Oben im Büro angekommen zog er sich den Mantel aus, obwohl er so durchgefroren war, dass er ihn am liebsten anbehalten hätte. Dann holte er sich einen heißen Becher Kaffee, dessen Duft ihm aus der kleinen Küche auf der gegenüberliegenden Seite des Gangs entgegenwaberte. Während der Computer hochfuhr, legte er beide Hände um die Tasse. Wohltuend kroch ihm die Wärme in die Finger. Ein Geräusch lenkte seinen Blick zur Tür. Gerade wollte er Grassl freudig begrüßen, da trat stattdessen sein Chef ins Büro.

»Herr Berger, guten Morgen!«, grüßte der Dienststellenleiter überschwänglich und zog sich Grassls leeren Stuhl heran.

Jan runzelte die Stirn. Wenn Herr Hartmann so fröhlich daherkam, war Vorsicht geboten. Nicht umsonst nannten sie ihn insgeheim Teflon-Klaus. Denn kein zweiter verfügte über eine Aalglätte wie er, mit der er sich stets aus unangenehmen Situationen herauswand und auf dem politischen Parkett herumglitschte. Egal, was Teflon-Klaus auch tat, versprach oder verbockte – an dem Kerl blieb nichts hängen.

»Herr Hartmann?«, antwortete Jan verhalten.

Sein Chef zeigte strahlende Schneidezähne und legte behutsam die Fingerspitzen aneinander. »Der arme Kollege Grassl hatte einen Unfall.«

»Oh, das tut mir leid«, antwortete Jan aufrichtig. Viel zu langsam ging ihm auf, worauf Teflon-Klaus hinauswollte.

»Er hat sich beim Skifahren die Schulter schwer verletzt und ist bis auf Weiteres krankgeschrieben. Es tut mir leid, aber Sie werden für ihn einspringen müssen, Herr Berger.«

»Ich? Wieso denn ich?« Jan ahnte bereits, dass es keinen Ausweg für ihn gab, außer sich vielleicht selbst die Schulter zu brechen. Kampflos wollte er seinen Snowboardurlaub jedoch nicht aufgeben.

»Es tut mir leid, Herr Berger. Sie sind der Einzige hier ohne Kind. Sie sind mit ihrem Urlaub nicht an Schulferien gebunden.« Teflon-Klaus lächelte sein aalglattes Lächeln, und Jan fühlte förmlich, wie er daran abglitt.

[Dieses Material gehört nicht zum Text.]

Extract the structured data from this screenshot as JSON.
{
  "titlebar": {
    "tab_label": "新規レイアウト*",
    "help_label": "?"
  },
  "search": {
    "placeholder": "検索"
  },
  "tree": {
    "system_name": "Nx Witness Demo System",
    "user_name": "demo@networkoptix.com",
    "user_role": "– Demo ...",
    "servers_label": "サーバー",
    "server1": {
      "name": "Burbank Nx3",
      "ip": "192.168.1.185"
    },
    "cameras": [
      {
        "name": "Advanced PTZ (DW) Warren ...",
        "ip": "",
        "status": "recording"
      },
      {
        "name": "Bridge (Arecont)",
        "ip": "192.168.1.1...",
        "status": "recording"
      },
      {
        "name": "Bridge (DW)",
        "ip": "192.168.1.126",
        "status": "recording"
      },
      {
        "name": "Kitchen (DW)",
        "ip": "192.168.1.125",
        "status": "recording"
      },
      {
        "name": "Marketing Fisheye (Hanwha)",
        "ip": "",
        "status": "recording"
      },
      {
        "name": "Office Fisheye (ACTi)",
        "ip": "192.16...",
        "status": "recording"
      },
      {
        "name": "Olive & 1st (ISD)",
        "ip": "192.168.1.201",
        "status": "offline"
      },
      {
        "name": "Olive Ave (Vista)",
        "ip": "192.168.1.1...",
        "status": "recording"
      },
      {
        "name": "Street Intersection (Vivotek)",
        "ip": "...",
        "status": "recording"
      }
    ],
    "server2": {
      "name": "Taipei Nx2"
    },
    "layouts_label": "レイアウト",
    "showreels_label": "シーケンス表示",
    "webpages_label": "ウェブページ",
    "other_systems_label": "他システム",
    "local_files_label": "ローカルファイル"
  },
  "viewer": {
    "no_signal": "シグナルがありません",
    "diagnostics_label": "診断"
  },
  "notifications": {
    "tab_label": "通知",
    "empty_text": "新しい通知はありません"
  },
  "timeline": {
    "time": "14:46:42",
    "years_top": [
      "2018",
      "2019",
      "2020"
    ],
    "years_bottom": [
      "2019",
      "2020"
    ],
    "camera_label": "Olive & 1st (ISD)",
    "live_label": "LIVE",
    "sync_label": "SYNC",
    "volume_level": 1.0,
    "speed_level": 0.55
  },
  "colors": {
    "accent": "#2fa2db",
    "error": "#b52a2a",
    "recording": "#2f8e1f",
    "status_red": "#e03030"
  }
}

»Ja und? Ich habe Eltern! Es ist doch Weihnachten!«, rief er in einem verzweifelten Anflug von Rebellion. »Die freuen sich auf mich. Und ich mich natürlich auch auf sie.«

»Das glaube ich Ihnen gern.« Teflon-Klaus nickte mitfühlend. »Aber Ihre Eltern wohnen zum Glück nicht am Ende der Welt, sodass Sie sie im Grunde jedes Wochenende besuchen können. Und sicherlich verstehen die völlig, dass Familien mit Kindern bei der Urlaubsplanung Vorrang haben. Schließlich machen Kinder erst den Zauber der Weihnacht aus.« Er beugte sich über den Schreibtisch und klopfte Jan aufmunternd auf die Schulter.

Mit gerunzelter Stirn überlegte Jan fieberhaft, ob es sinnvoll war, spontan ein bisher unerwähntes Kind aus dem Ärmel zu schütteln, da fuhr Teflon-Klaus fort:

»Außerdem habe ich einen Spezialauftrag für Sie, Herr Berger.« Er zwinkerte Jan verschwörerisch zu, was ihm beinahe Angst machte. »Herr Grassl hatte die Aufgabe, Sicherheitsfirmen und Polizeieinsatz bei den Winterzauber Museumstagen zu koordinieren. Das werden Sie übernehmen.«

»Die Winterzauber-was?« Was wollte er? Sein Winterzauber war gerade den Bach runtergegangen!

»Herr Berger, Herr Berger, was sind Sie nur für ein Kulturbanause.« Teflon-Klaus hob den Zeigefinger und schaute ihn über den Rand seiner Lesebrille tadelnd an. Jan wusste immer weniger, ob er lachen, weinen oder ausrasten sollte.

»Das Museum für Russische Kunst und Kultur veranstaltet dieses wunderbare Event mit Künstlerwettbewerb, Sonderausstellung und Auktion. Das wird fantastisch!« Enthusiastisch klatschte Teflon-Klaus in die Hände. »Ich habe der Bürgermeisterin versprochen, dass alles glattlaufen wird. Ich zähl’ auf Sie, Herr Berger!« Und damit glitschte er zur Tür hinaus und ließ Jan verdutzt und grimmig in seinem Büro zurück.

»Verdammt«, presste er zwischen zusammengebissenen Zähnen hervor. Unglücklich starrte Jan auf seinen Bildschirm, bis er sich schließlich seufzend aufraffte, und lustlos zu Grassls Schreibtisch schlurfte.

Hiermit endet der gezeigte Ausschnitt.